Sur le plan sanitaire, la diversité alimentaire contribue directement à la santé du microbiote intestinal. Or l'industrialisation alimentaire et l'urbanisation ont considérablement appauvri ce microbiote humain, une dégradation aujourd'hui associée à la multiplication des maladies chroniques. La diversité microbiologique des sols influence elle-même la santé des plantes cultivées, créant un continuum entre santé du sol, santé des cultures et santé humaine que les défenseurs du bio s'efforcent de reconnecter. En 2021, 11 millions de Français étaient alimentés par de l'eau non conforme aux normes sanitaires, un chiffre qui rappelle l'urgence de repenser nos pratiques agricoles intensives, génératrices de dégradation des sols et de dépendance aux intrants chimiques.

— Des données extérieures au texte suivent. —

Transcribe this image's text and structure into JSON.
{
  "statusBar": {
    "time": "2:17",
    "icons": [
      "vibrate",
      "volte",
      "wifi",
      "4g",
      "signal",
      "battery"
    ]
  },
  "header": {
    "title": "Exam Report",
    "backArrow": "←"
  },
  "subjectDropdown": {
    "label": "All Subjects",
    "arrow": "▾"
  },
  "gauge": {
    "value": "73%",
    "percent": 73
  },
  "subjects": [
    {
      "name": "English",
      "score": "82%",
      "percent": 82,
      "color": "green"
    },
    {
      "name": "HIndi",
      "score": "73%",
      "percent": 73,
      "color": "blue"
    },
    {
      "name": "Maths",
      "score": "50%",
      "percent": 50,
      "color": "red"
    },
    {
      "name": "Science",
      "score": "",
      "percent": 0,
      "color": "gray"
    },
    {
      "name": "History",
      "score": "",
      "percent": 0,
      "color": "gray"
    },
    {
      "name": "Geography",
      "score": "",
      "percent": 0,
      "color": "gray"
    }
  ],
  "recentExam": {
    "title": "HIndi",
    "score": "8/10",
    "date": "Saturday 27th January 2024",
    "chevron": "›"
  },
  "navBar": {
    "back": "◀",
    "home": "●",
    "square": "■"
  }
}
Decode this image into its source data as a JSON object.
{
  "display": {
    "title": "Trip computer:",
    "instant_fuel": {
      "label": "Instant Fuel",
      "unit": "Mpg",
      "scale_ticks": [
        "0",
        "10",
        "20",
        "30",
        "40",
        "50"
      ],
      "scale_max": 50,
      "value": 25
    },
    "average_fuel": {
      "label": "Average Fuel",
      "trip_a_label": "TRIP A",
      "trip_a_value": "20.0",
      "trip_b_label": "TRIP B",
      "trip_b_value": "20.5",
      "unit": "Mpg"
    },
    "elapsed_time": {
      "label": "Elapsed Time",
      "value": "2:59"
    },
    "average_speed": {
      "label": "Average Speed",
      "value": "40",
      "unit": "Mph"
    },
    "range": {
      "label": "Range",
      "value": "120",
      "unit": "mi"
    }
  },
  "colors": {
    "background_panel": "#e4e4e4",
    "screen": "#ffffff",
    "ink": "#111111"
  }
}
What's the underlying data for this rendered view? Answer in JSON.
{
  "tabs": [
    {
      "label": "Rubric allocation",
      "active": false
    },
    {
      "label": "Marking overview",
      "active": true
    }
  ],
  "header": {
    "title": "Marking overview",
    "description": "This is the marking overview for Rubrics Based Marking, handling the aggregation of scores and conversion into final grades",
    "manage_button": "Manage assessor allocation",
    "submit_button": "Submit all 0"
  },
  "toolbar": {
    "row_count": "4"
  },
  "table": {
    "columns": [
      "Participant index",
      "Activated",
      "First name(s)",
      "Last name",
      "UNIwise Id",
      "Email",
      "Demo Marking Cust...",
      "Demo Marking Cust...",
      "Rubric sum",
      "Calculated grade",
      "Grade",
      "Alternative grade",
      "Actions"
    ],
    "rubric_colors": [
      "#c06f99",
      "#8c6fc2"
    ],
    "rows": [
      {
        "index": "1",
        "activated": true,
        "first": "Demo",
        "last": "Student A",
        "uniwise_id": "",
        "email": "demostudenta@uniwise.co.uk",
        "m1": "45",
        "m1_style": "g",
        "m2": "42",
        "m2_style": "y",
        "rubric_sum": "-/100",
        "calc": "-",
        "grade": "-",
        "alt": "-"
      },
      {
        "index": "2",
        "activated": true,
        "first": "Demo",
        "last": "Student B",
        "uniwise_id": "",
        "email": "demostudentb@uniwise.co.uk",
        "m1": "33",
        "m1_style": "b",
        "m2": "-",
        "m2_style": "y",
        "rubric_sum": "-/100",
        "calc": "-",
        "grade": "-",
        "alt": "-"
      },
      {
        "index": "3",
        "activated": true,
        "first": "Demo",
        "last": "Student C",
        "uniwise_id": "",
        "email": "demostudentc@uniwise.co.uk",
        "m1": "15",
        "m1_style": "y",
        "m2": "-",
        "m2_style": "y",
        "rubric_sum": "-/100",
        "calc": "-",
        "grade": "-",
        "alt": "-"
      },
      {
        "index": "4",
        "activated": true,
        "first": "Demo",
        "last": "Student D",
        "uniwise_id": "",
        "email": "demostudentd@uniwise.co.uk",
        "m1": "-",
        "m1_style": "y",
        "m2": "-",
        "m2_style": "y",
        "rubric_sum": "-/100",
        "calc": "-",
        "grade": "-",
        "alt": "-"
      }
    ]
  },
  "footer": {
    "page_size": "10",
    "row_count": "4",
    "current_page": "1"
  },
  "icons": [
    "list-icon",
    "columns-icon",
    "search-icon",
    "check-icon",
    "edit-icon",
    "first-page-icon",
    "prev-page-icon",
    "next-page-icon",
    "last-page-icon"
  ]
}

La protection des écosystèmes et la résilience face aux changements climatiques

Les bénéfices environnementaux sont tout aussi considérables. Les forêts stockent 20 à 50 fois plus de CO2 que tout autre écosystème, alors que leur destruction génère 15 à 17 pour cent des émissions mondiales de CO2. En France, l'agriculture occupe 52 pour cent du territoire et représente 20 pour cent des émissions de gaz à effet de serre nationales, dont 85 pour cent liées directement au vivant. Les insectes pollinisateurs paient un lourd tribut à cette intensification, avec 76 pour cent des insectes volants disparus en Allemagne entre 1989 et 2016. Les océans ne sont pas épargnés puisque 55 pour cent d'entre eux sont exploités par la pêche industrielle et que 34,2 pour cent des stocks halieutiques mondiaux sont surexploités, menaçant directement les récifs coralliens et la sécurité alimentaire des communautés côtières. Le rapport de l'IPBES publié le 7 décembre 2024 souligne d'ailleurs ces interconnexions profondes entre biodiversité, eau, alimentation, santé et climat, tout comme l'exemple frappant de la disparition des chauves-souris aux États-Unis, entraînant une perte de 28,9 pour cent des revenus agricoles concernés, soit 26,9 milliards de dollars, pour des dommages combinés atteignant 39,4 milliards de dollars pour l'agriculture et la santé réunies. Face à ces constats, réduire le gaspillage alimentaire pourrait diminuer les besoins en eau de 12 pour cent et les émissions de gaz à effet de serre de 4 pour cent, tout en nourrissant 1,9 milliard de personnes supplémentaires, preuve que des marges de progrès considérables existent encore pour construire une alimentation véritablement durable et respectueuse du vivant.